E, claro, Francisca encontra também outras maneiras de manter a forma física. "Fora isso tento fazer umas corridas e preencher o resto do tempo não só com séries e dormir. Vamos vendo as notícias, para estarmos informadas, mas mantendo-nos sempre ativas, seja de que forma for. Passear e brincar com os nossos cães, cortar a relva...tudo serve um pouco de treino. Às vezes acabo por ficar dorida de músculos que nem sabia que tinha", confessa.

"É importante também levar tudo isto como mais uma aprendizagem."

Francisca reconhece, porém, que há medida que o tempo for passando as coisas tornar-se-ão mais difíceis. "Vai ser duro, mas temos de saber lidar com isto. Da minha parte estou mentalizada de que vai ser complicado, de que a dada altura podemos quebrar, mas há que manter a motivação e, enquanto atletas de alta competição, temos de estar preparados. Falo por mim e quero muito isto, por isso tento realmente todos os dias treinar um bocadinho. Há dias que vai apetecer menos, há dias que vai apetecer mais, mas penso que ao longo das semanas é importante manter o foco", salienta.

Assim, o regresso, quando acontecer, será mais fácil. "Estamos a fazer o nosso trabalho, a parte física, a parte mental…tudo o que podemos fazer estamos a tentar fazer. A parte do ténis jogado é que vai ter de esperar, mas temos de saber ser pacientes. Quando voltarmos não vamos estar ao nível que estávamos quando parámos, mas também não vamos estar a zeros. Vamos estar dois degrauzinhos abaixo e o ritmo vai-se recuperar com as semanas de treino."

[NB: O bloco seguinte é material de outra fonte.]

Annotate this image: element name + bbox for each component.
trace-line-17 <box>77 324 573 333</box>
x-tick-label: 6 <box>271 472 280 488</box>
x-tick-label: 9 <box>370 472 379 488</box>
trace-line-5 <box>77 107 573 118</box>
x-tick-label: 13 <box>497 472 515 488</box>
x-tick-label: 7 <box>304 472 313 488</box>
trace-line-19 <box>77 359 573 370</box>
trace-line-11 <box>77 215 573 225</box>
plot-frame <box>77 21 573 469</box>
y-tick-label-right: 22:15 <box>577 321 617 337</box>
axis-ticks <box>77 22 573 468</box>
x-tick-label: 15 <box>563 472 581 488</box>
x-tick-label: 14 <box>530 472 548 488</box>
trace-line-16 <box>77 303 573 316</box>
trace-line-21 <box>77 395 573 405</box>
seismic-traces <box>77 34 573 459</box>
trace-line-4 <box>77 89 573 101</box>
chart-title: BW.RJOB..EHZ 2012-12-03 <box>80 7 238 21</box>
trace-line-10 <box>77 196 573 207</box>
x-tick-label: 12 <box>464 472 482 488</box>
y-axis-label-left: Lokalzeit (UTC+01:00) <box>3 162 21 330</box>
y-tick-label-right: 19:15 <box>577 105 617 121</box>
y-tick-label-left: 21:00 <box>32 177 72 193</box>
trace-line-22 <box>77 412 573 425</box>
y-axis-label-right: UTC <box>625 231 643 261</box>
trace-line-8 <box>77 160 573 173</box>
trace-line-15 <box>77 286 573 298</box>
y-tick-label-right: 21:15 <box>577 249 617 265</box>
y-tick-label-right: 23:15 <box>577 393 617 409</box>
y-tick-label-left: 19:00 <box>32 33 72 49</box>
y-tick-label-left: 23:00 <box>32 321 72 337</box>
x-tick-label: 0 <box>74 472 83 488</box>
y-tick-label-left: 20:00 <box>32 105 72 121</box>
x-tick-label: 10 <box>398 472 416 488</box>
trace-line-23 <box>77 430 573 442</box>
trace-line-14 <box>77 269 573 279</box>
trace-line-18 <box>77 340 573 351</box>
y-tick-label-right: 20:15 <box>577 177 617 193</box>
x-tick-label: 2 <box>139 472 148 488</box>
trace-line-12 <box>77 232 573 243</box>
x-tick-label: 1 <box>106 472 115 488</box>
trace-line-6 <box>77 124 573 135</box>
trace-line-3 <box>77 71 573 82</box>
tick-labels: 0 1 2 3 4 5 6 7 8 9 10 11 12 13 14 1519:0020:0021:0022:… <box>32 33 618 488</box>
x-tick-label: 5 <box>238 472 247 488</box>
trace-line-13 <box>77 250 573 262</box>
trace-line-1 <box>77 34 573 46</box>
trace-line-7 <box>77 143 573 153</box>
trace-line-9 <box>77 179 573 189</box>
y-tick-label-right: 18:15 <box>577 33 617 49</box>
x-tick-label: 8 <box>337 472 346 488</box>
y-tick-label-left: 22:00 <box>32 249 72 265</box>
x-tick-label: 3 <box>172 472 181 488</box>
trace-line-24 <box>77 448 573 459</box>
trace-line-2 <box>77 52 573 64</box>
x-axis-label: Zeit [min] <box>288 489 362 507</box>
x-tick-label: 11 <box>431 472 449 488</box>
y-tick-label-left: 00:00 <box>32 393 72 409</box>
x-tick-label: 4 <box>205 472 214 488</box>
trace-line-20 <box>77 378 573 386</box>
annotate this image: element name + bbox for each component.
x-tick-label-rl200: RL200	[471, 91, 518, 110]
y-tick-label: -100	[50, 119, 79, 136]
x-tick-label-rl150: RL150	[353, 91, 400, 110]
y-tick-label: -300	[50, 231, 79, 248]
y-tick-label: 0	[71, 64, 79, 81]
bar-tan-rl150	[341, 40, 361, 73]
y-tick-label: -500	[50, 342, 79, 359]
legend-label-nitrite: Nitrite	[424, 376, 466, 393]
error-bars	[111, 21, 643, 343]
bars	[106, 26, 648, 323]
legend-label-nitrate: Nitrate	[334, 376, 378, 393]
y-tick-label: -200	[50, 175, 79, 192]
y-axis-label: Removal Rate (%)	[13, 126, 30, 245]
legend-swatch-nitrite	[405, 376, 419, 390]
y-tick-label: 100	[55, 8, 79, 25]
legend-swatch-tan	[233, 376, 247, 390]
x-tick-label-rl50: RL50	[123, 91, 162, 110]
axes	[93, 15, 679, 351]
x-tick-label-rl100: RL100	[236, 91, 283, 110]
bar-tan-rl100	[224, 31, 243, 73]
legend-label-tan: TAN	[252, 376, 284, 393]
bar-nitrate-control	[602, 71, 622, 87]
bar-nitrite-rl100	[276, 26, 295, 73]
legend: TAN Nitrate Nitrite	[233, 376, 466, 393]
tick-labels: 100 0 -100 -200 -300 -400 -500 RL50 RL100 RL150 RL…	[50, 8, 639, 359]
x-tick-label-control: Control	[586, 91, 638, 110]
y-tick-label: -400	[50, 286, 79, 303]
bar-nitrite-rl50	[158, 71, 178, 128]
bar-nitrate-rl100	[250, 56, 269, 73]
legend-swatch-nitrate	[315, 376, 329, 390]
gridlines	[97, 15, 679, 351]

Maria Martins viu estreia pela nova equipa e sonho olímpico adiados

Maria 'Tata' Martins também recordou ao Sapo Desporto o momento em que teve de parar com o seu plano de treinos habitual. “A ultima corrida que fiz foi em pista. O campeonato do mundo, nos finais de fevereiro, início de março. A situação ainda não estava tão crítica como está agora. Ia começar a temporada de estrada, mas a partir daí percebemos que isto estava tudo a piorar, dia após dia”, relembra.

“Agora continuo a tentar treinar, sem companhia, com precauções. Evito o mais possível andar exposta, e com tudo isto vou agora abrandar o ritmo. É uma situação estranha de gerir, sem saber quando as corridas vão ser retomadas e, no ciclismo, temos de saber gerir os nossos momentos de forma”, ressalva.

"Trabalho com o meu treinador pessoal. Temos tudo planificado e trabalhamos para estar prontos para regressar. Nesta fase de incógnita temos mantido algum trabalho, mas nada de exigente, porque com o cansaço acabamos por ficar mais frágeis e mais vulneráveis, por isso convém não carregar muito nesta fase”, explica.

Numa modalidade em que a definição do calendário e a escolha das corridas é fundamental, de forma a determinar a altura dos chamados 'picos de forma', Maria viu a sua época profundamente afetada, depois de no final do último ano ter deixado a equipa espanhola Sopela, na qual tinha corrido nos últimos dois anos, para reforçar a britânica Drops Cycling Team.

"Esta situação veio adiar bastante a minha primeira participação com a equipa e sinceramente não sei como poderá ser. Já afetou muitas corridas, todas as clássicas de primavera que tinha previsto, na Bélgica e na Holanda, que eram um dos meus objetivos para esta temporada. Depois dos bons resultados na pista estava muito motivada para fazer também aí um bom resultado e para começar bem a época de estrada com a nova equipa", lamenta.

Também o sonho da participação em Tóquio2020 foi adiado para ‘Tata’. “Tento não pensar muito nisso, só resta esperar. Tenho pena, mas o adiamento foi uma atitude de bom senso pelo que o mundo está a viver. O importante é a nossa saúde e assegurar que os nossos estão bem", sublinha.

"No meio disto tudo, a competição é um pormenor. Sinto que preciso, sim, do apoio da família nesta fase e é o mais importante, sentirmos que a nossa família está bem".

E é nos 'seus' que Maria, como certamente todos nós neste momento, vai encontrando refúgio.